Having looked into Utopia in Power: The History of the Soviet Union from 1917 to the Present (published in 1986), I found the results of inquiry into alcohol consumption in Lithuania during the 1970s:
The average resident of this region (note that Lithuania is one of the most culturally advanced republics of the USSR) spent 330 rubles on vodka and 3 rubles on books.
That is not quite as bad as Falstaff's ratio of expenditure for sack and bread, which is something greater than 136 to 1, yet it is impressive. But a friend who spent some time in the Soviet Union during its late days offers some context: a ruble would buy an art book, 35 kopecks a hardback novel. Given that Utopia in Power reports a 28.5 liter per capita consumption of vodka at that time, one can say that a liter of vodka cost about 11 rubles, roughly 30 times the price of a novel.
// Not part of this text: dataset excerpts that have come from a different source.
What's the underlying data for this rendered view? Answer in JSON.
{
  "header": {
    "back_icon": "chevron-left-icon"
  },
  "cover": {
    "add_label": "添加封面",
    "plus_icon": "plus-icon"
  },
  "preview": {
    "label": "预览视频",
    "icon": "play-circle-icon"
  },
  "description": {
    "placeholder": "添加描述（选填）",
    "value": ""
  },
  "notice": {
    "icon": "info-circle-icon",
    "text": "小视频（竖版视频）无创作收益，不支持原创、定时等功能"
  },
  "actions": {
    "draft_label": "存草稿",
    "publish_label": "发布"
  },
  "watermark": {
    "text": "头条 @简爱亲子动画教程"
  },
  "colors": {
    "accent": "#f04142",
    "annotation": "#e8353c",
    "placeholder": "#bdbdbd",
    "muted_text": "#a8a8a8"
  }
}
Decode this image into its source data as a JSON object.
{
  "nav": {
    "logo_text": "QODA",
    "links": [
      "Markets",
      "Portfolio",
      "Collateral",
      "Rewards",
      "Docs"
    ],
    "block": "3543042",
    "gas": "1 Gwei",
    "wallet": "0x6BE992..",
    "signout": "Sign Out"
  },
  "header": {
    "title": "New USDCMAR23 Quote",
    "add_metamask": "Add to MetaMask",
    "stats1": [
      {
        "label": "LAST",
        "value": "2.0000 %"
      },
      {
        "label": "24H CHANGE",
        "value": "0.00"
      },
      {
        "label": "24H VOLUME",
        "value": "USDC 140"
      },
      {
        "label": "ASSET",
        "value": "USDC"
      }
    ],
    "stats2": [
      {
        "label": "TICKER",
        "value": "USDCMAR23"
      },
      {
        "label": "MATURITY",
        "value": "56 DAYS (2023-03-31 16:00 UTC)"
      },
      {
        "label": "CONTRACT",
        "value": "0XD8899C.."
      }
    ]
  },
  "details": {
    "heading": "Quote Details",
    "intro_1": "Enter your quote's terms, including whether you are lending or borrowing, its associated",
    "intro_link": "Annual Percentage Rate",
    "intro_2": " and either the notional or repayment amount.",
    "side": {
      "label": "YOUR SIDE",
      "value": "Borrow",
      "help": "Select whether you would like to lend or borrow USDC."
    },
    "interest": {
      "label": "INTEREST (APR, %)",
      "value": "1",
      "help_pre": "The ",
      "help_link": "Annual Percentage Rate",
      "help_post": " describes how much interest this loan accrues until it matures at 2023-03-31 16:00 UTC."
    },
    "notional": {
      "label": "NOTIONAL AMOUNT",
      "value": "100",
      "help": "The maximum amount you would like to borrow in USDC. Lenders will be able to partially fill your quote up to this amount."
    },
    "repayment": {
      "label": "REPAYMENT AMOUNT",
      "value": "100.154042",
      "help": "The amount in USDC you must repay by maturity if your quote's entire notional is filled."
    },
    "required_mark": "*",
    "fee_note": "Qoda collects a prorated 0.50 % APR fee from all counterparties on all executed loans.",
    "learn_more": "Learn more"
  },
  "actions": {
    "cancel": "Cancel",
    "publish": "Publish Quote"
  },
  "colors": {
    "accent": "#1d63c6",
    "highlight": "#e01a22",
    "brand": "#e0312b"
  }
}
My most recent purchase of a hardback novel was for about $19. I have never contemplated the retail purchase of a bottle of an alcoholic beverage costing even four times that, let alone thirty times.

Still, do any of us but teetotalers manage a ratio weighted to the book side?  I doubt that the general population of the US does. Alcohol is heavily taxed, and books take time to read. The Census figures are not quite clear, but it appears that in 2014 wine, beer, and liquor stores had sales of about $34 billion, book stores had about $9 billion.